Crónica personal

Pilar Cernuda

Guerra en Afganistán

EL Gobierno se pone de los nervios cuando la palabra "guerra" se aplica a Afganistán, pero los soldados españoles destinados en Afganistán no cumplen una misión humanitaria, sino que se encuentran en un país en guerra.

Guerra cruenta, en la que las víctimas se cuentan ya por miles. Es verdad que los soldados de la OTAN, los españoles entre ellos, realizan también tareas humanitarias, ayudan a la población civil en la medida de sus posibilidades, son el único referente sanitario en muchos kilómetros a la redonda y atienden en sus hospitales a quien lo necesita, independientemente de su origen, religión o raza; además se han empeñado en fomentar la enseñanza, la educación, en los niños y jóvenes que no tendrían más salida que engrosar las filas de los analfabetos si no fuera por el empeño de los soldados que se encuentran allí destinados bajo el paraguas del OTAN y de Naciones Unidas. Nuestro Ejército entrena a militares y policías afganos para que un día se responsabilicen de la seguridad de su país, hoy en manos de tropas extranjeras que la mayoría de la población civil considera tropas de ocupación. Ese trabajo importante que realizan nuestros militares no impide que se imponga una realidad que el Gobierno se resiste a admitir: Afganistán es un país en guerra y las tropas españoles están obligadas a actuar como tropas destinadas en un país en guerra.

En las últimas veinticuatro horas han muerto nueve soldados destinados en Afganistán.

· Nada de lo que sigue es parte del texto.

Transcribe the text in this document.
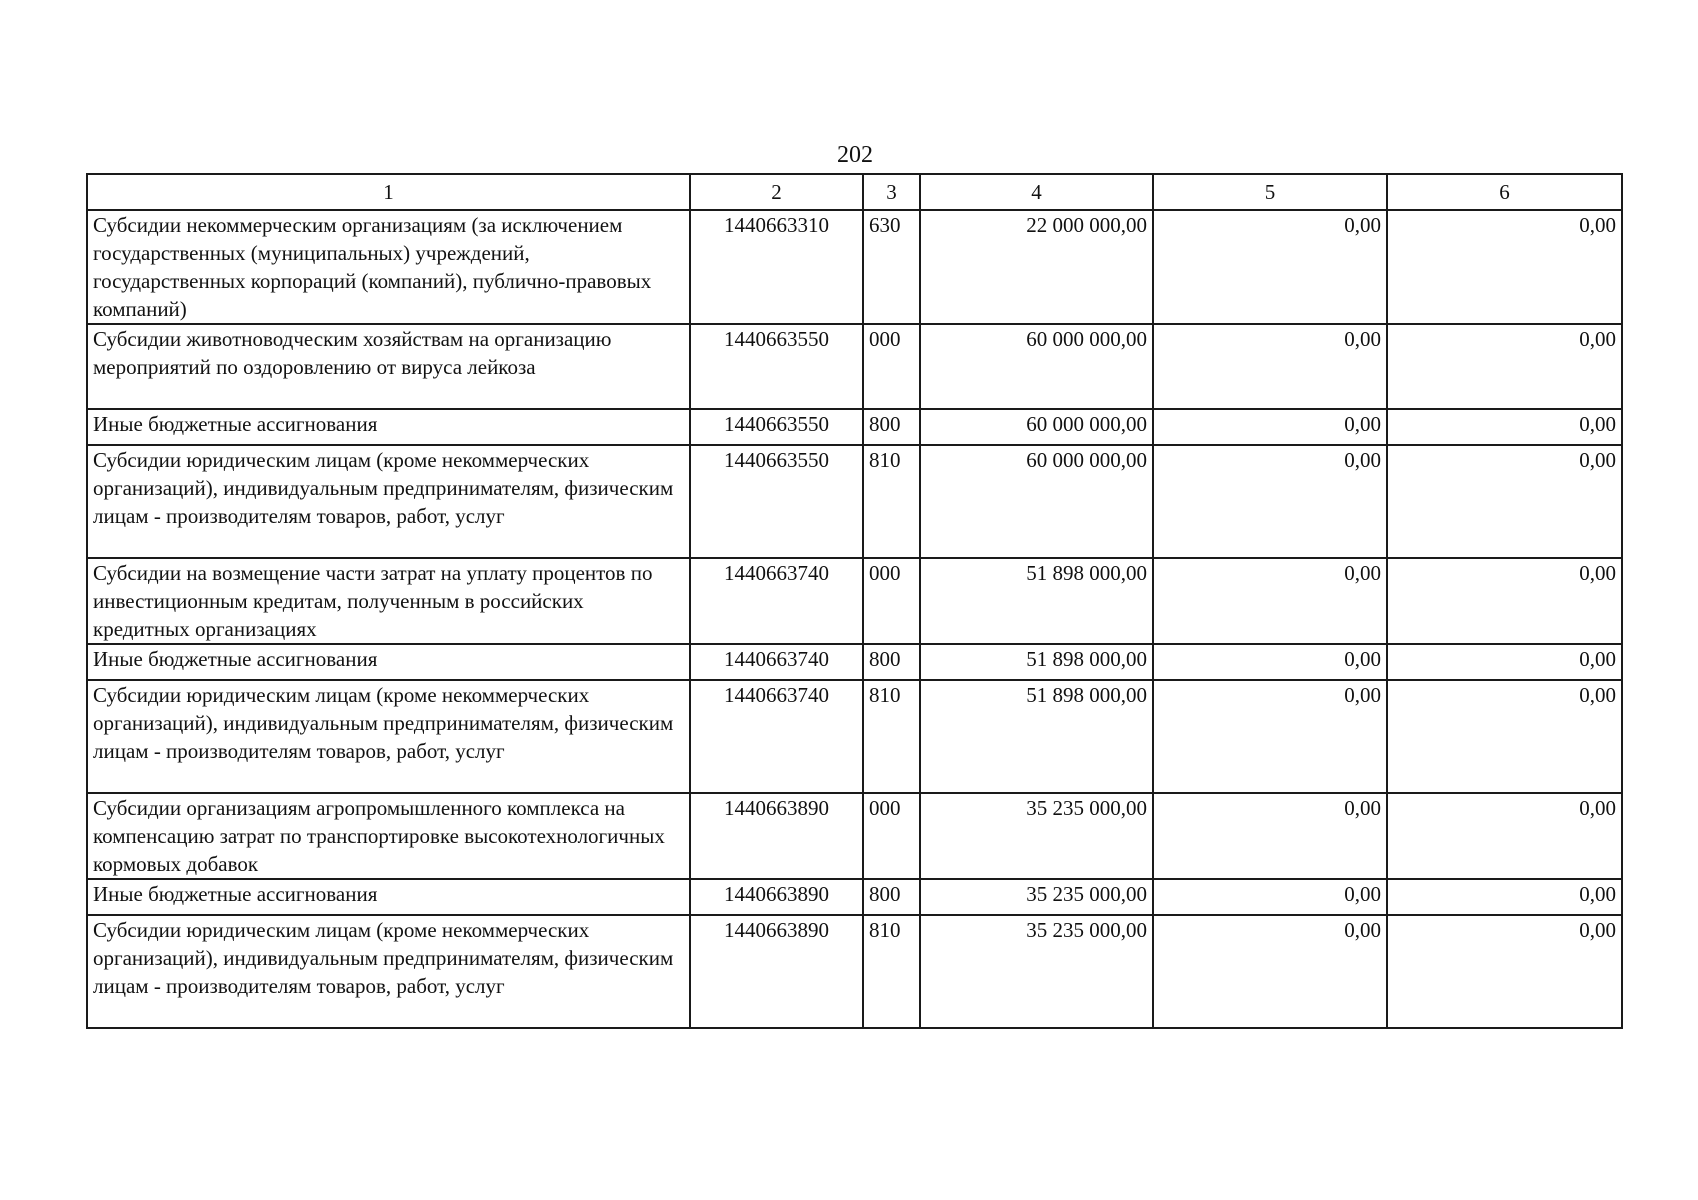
202
1	2	3	4	5	6
Субсидии некоммерческим организациям (за исключением государственных (муниципальных) учреждений, государственных корпораций (компаний), публично-правовых компаний)	1440663310	630	22 000 000,00	0,00	0,00
Субсидии животноводческим хозяйствам на организацию мероприятий по оздоровлению от вируса лейкоза	1440663550	000	60 000 000,00	0,00	0,00
Иные бюджетные ассигнования	1440663550	800	60 000 000,00	0,00	0,00
Субсидии юридическим лицам (кроме некоммерческих организаций), индивидуальным предпринимателям, физическим лицам - производителям товаров, работ, услуг	1440663550	810	60 000 000,00	0,00	0,00
Субсидии на возмещение части затрат на уплату процентов по инвестиционным кредитам, полученным в российских кредитных организациях	1440663740	000	51 898 000,00	0,00	0,00
Иные бюджетные ассигнования	1440663740	800	51 898 000,00	0,00	0,00
Субсидии юридическим лицам (кроме некоммерческих организаций), индивидуальным предпринимателям, физическим лицам - производителям товаров, работ, услуг	1440663740	810	51 898 000,00	0,00	0,00
Субсидии организациям агропромышленного комплекса на компенсацию затрат по транспортировке высокотехнологичных кормовых добавок	1440663890	000	35 235 000,00	0,00	0,00
Иные бюджетные ассигнования	1440663890	800	35 235 000,00	0,00	0,00
Субсидии юридическим лицам (кроме некоммерческих организаций), индивидуальным предпринимателям, физическим лицам - производителям товаров, работ, услуг	1440663890	810	35 235 000,00	0,00	0,00
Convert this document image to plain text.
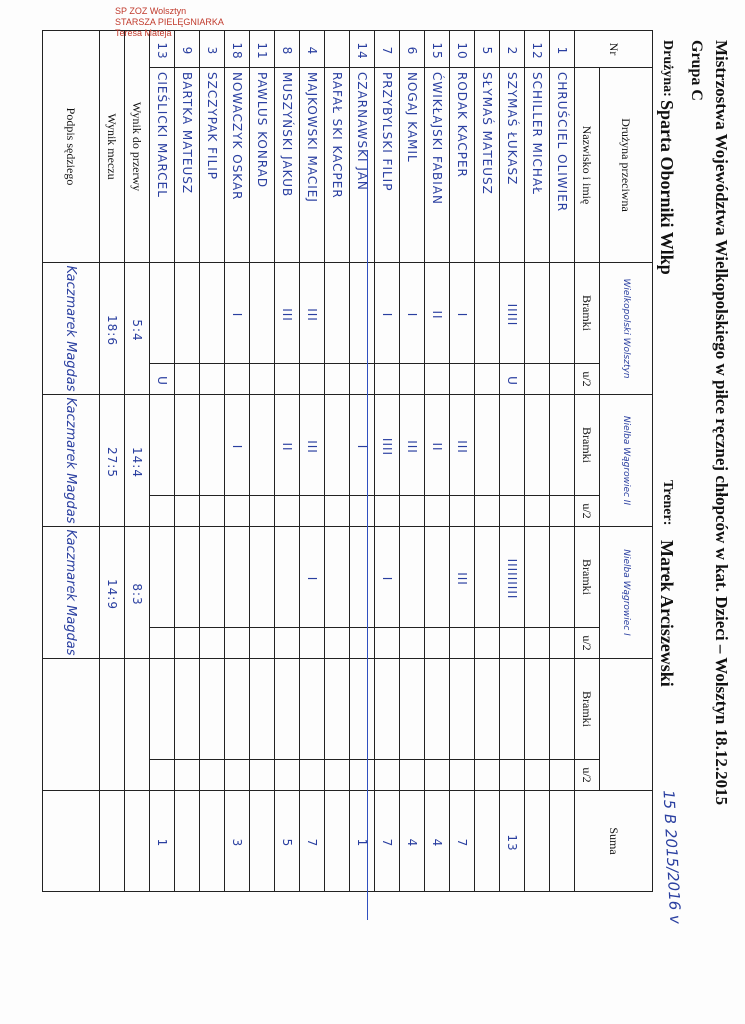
Mistrzostwa Województwa Wielkopolskiego w piłce ręcznej chłopców w kat. Dzieci – Wolsztyn 18.12.2015
Grupa C
Drużyna:
Sparta Oborniki Wlkp
Trener:
Marek Arciszewski
15 B 2015/2016 v
Nr	Drużyna przeciwna	Wielkopolski Wolsztyn		Nielba Wągrowiec II		Nielba Wągrowiec I				Suma
	Nazwisko i imię	Bramki	u/2	Bramki	u/2	Bramki	u/2	Bramki	u/2	
1	CHRUŚCIEL OLIWIER									
12	SCHILLER MICHAŁ									
2	SZYMAŚ ŁUKASZ	IIIII	U			IIIIIIIII				13
5	SŁYMAŚ MATEUSZ									
10	RODAK KACPER	I		III		III				7
15	ĆWIKŁAJSKI FABIAN	II		II						4
6	NOGAJ KAMIL	I		III						4
7	PRZYBYLSKI FILIP	I		IIII		I				7
14	CZARNAWSKI JAN			I						1
	RAFAŁ SKI KACPER									
4	MAJKOWSKI MACIEJ	III		III		I				7
8	MUSZYŃSKI JAKUB	III		II						5
11	PAWLUS KONRAD									
18	NOWACZYK OSKAR	I		I						3
3	SZCZYPAK FILIP									
9	BARTKA MATEUSZ									
13	CIEŚLICKI MARCEL		U							1
Wynik do przerwy		5:4		14:4		8:3				
Wynik meczu		18:6		27:5		14:9				
Podpis sędziego		Kaczmarek Magdas		Kaczmarek Magdas		Kaczmarek Magdas				
SP ZOZ Wolsztyn
STARSZA PIELĘGNIARKA
Teresa Mateja
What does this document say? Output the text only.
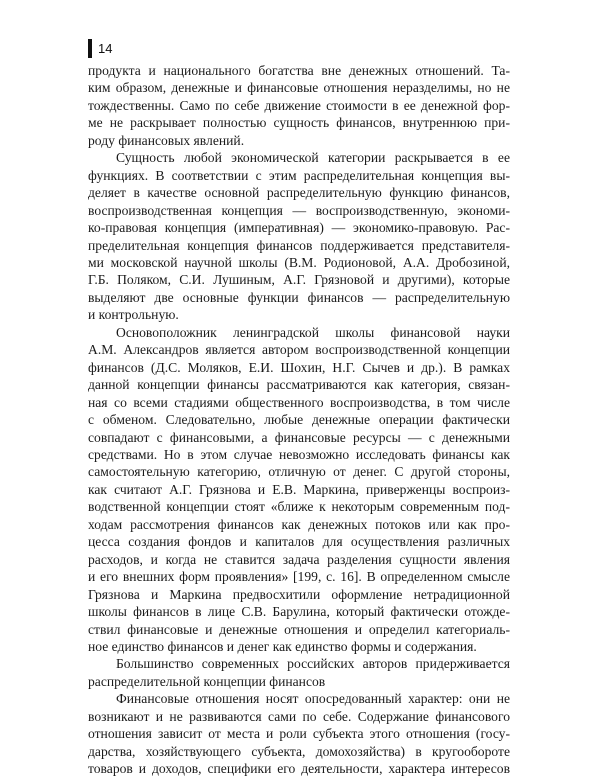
14

продукта и национального богатства вне денежных отношений. Та-
ким образом, денежные и финансовые отношения неразделимы, но не
тождественны. Само по себе движение стоимости в ее денежной фор-
ме не раскрывает полностью сущность финансов, внутреннюю при-
роду финансовых явлений.

Сущность любой экономической категории раскрывается в ее
функциях. В соответствии с этим распределительная концепция вы-
деляет в качестве основной распределительную функцию финансов,
воспроизводственная концепция — воспроизводственную, экономи-
ко-правовая концепция (императивная) — экономико-правовую. Рас-
пределительная концепция финансов поддерживается представителя-
ми московской научной школы (В.М. Родионовой, А.А. Дробозиной,
Г.Б. Поляком, С.И. Лушиным, А.Г. Грязновой и другими), которые
выделяют две основные функции финансов — распределительную
и контрольную.

Основоположник ленинградской школы финансовой науки
А.М. Александров является автором воспроизводственной концепции
финансов (Д.С. Моляков, Е.И. Шохин, Н.Г. Сычев и др.). В рамках
данной концепции финансы рассматриваются как категория, связан-
ная со всеми стадиями общественного воспроизводства, в том числе
с обменом. Следовательно, любые денежные операции фактически
совпадают с финансовыми, а финансовые ресурсы — с денежными
средствами. Но в этом случае невозможно исследовать финансы как
самостоятельную категорию, отличную от денег. С другой стороны,
как считают А.Г. Грязнова и Е.В. Маркина, приверженцы воспроиз-
водственной концепции стоят «ближе к некоторым современным под-
ходам рассмотрения финансов как денежных потоков или как про-
цесса создания фондов и капиталов для осуществления различных
расходов, и когда не ставится задача разделения сущности явления
и его внешних форм проявления» [199, с. 16]. В определенном смысле
Грязнова и Маркина предвосхитили оформление нетрадиционной
школы финансов в лице С.В. Барулина, который фактически отожде-
ствил финансовые и денежные отношения и определил категориаль-
ное единство финансов и денег как единство формы и содержания.

Большинство современных российских авторов придерживается
распределительной концепции финансов

Финансовые отношения носят опосредованный характер: они не
возникают и не развиваются сами по себе. Содержание финансового
отношения зависит от места и роли субъекта этого отношения (госу-
дарства, хозяйствующего субъекта, домохозяйства) в кругообороте
товаров и доходов, специфики его деятельности, характера интересов
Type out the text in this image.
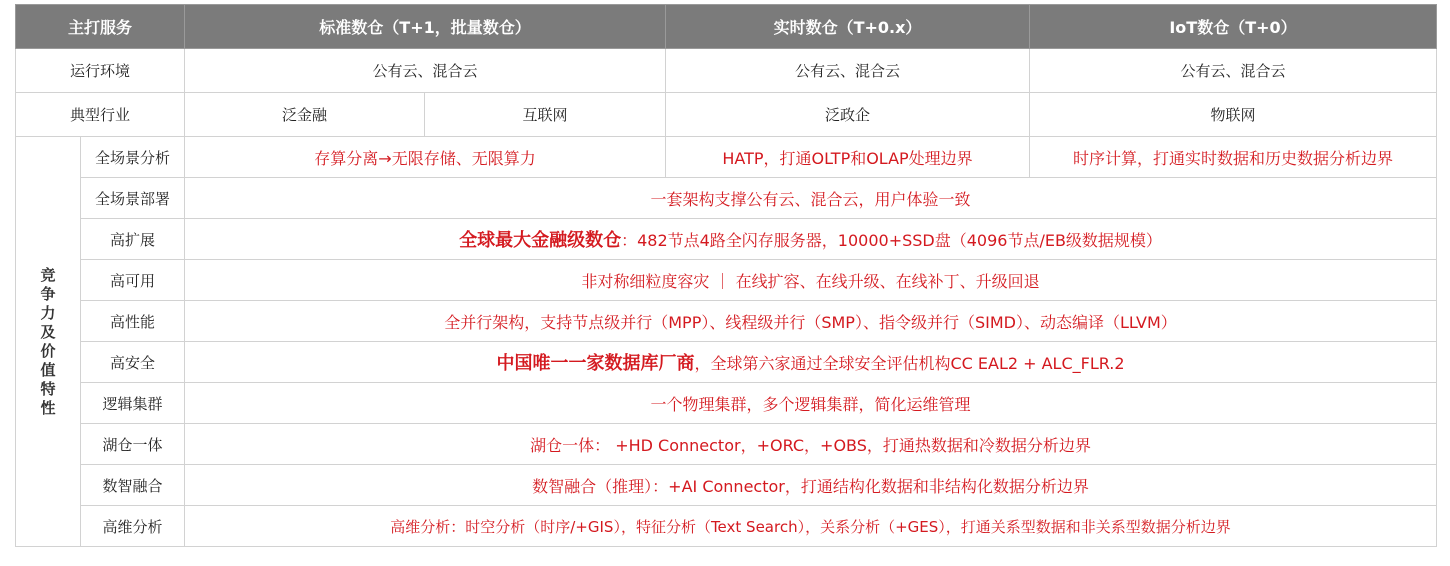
主打服务		标准数仓（T+1，批量数仓）		实时数仓（T+0.x）	IoT数仓（T+0）
运行环境		公有云、混合云		公有云、混合云	公有云、混合云
典型行业		泛金融	互联网	泛政企	物联网

竞争力及价值特性	全场景分析	存算分离→无限存储、无限算力		HATP，打通OLTP和OLAP处理边界	时序计算，打通实时数据和历史数据分析边界
	全场景部署	一套架构支撑公有云、混合云，用户体验一致			
	高扩展	全球最大金融级数仓：482节点4路全闪存服务器，10000+SSD盘（4096节点/EB级数据规模）			
	高可用	非对称细粒度容灾 ｜ 在线扩容、在线升级、在线补丁、升级回退			
	高性能	全并行架构，支持节点级并行（MPP）、线程级并行（SMP）、指令级并行（SIMD）、动态编译（LLVM）			
	高安全	中国唯一一家数据库厂商，全球第六家通过全球安全评估机构CC EAL2 + ALC_FLR.2			
	逻辑集群	一个物理集群，多个逻辑集群，简化运维管理			
	湖仓一体	湖仓一体： +HD Connector，+ORC，+OBS，打通热数据和冷数据分析边界			
	数智融合	数智融合（推理）：+AI Connector，打通结构化数据和非结构化数据分析边界			
	高维分析	高维分析：时空分析（时序/+GIS），特征分析（Text Search），关系分析（+GES），打通关系型数据和非关系型数据分析边界			
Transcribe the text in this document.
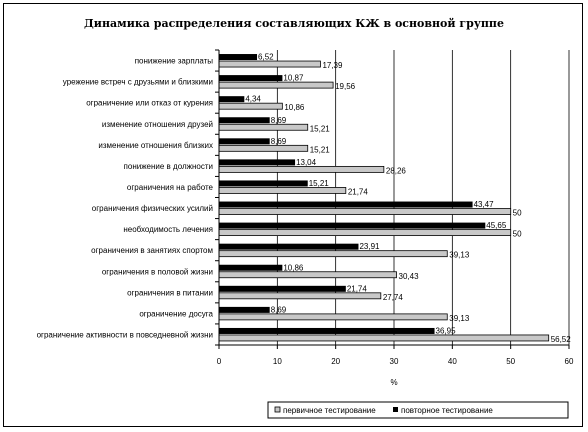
Динамика распределения составляющих КЖ в основной группе
6,52
17,39
10,87
19,56
4,34
10,86
8,69
15,21
8,69
15,21
13,04
28,26
15,21
21,74
43,47
50
45,65
50
23,91
39,13
10,86
30,43
21,74
27,74
8,69
39,13
36,95
56,52
0	10	20	30	40	50	60
понижение зарплаты
урежение встреч с друзьями и близкими
ограничение или отказ от курения
изменение отношения друзей
изменение отношения близких
понижение в должности
ограничения на работе
ограничения физических усилий
необходимость лечения
ограничения в занятиях спортом
ограничения в половой жизни
ограничения в питании
ограничение досуга
ограничение активности в повседневной жизни
%
первичное тестирование	повторное тестирование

Dos formaban parte de la ISAF, la Fuerza Internacional de Asistencia y Seguridad de Afganistán; los otros siete eran soldados estadounidenses encuadrados en los efectivos de la OTAN. Los primeros fueron víctimas de un atentado contra el helicóptero en el que viajaban; los segundos, víctimas de lo que a todas luces parece una traición: el convoy con avituallamiento que se dirigía hacia Afganistán fue atacado a su paso por Pakistán cuando los camiones se encontraban en un almacén a la espera de continuar su ruta.

Sabotajes, traiciones, ametrallamientos, ataques a helicópteros, caravanas y cuarteles, hombres y mujeres bomba, emboscadas, señores de la guerra con ejércitos perfectamente armados, población civil que ampara a los talibanes dispuestos a morir matando… ¿No es una guerra? Sorprende el empeño de Zapatero de negar lo evidente. Como si fuera motivo de vergüenza admitir que nuestros militares están allí porque lo ha pedido la OTAN. Y lo ha pedido porque la forma más efectiva de luchar contra el terrorismo internacional es aniquilarlo en su territorio, en Afganistán. Con ramificaciones en otros frentes, Pakistán, Magreb, Indonesia… pero en Afganistán se libra la madre de todas las batallas, la más importante, la batalla de la que depende nuestra seguridad y la de nuestros hijos.